Only 0.2 %? 1 out of every 500? That seems like a lot to me, especially given that there must be millions if not billions of interactions. How many of those things are out there? And how many interactions does the average user perform? And they keep them all? Forever? I could probably find the numbers myself or at least estimate them, I just don't care enough. I would however by happy to learn them if someone happens to know them.
In response to a deleted comment that said the following. [2]
Google is not training one language model, but many of them (I'd estimate ~70 language models from the voice settings menu on my phone). So 0.2% in total doesn't sound too unrealistic to me as this should be closer to 0.002% per language.
There is a large variation of the number of speakers between different languages. What would they want to do? Aim for the same number of training points for each language? Then for a language with 20 times fewer speakers - Thai compared to English - they would have to look at 4 % [1] of all interactions in Thai. Add to this that the distribution across languages is most likely very skewed, i.e. languages spoken in poorer regions of the world have a lot fewer users than languages spoken in richer regions.

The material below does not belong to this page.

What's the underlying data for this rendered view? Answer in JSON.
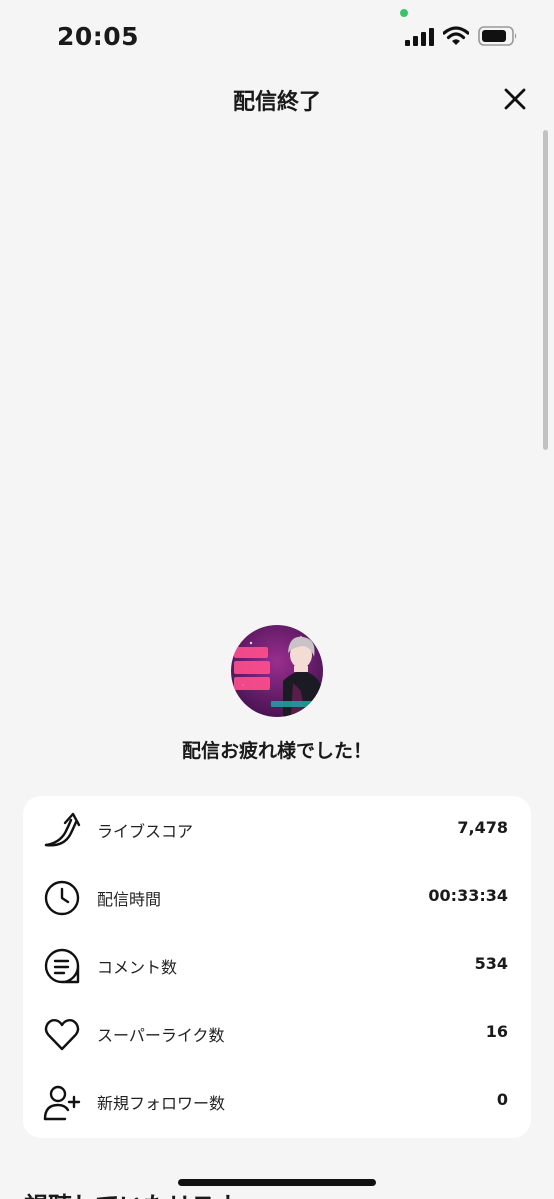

Or maybe they want more training points for more frequently used languages, then, if they aim for a number of training points proportional to the number of interactions, every interaction has a 0.2 % chance of being used as a training sample regardless of the language. If you perform two interactions per day - and I will happily admit that I have not the slightest clue whether this is even on the right order of magnitude, I have never used any such system - then you reach 500 interaction within one year, which means that after one year of usage you have a reasonable chance that at least one of your interactions has become a training point.
[1] Probably not actually true because due the large number of English speakers the percentage for English would most likely be less than 0.2 % but right now I can not be bothered figuring out the correct numbers.
[2] Meta question - would this generally be consider acceptable without naming the user that made the comment? Or should deleted be deleted?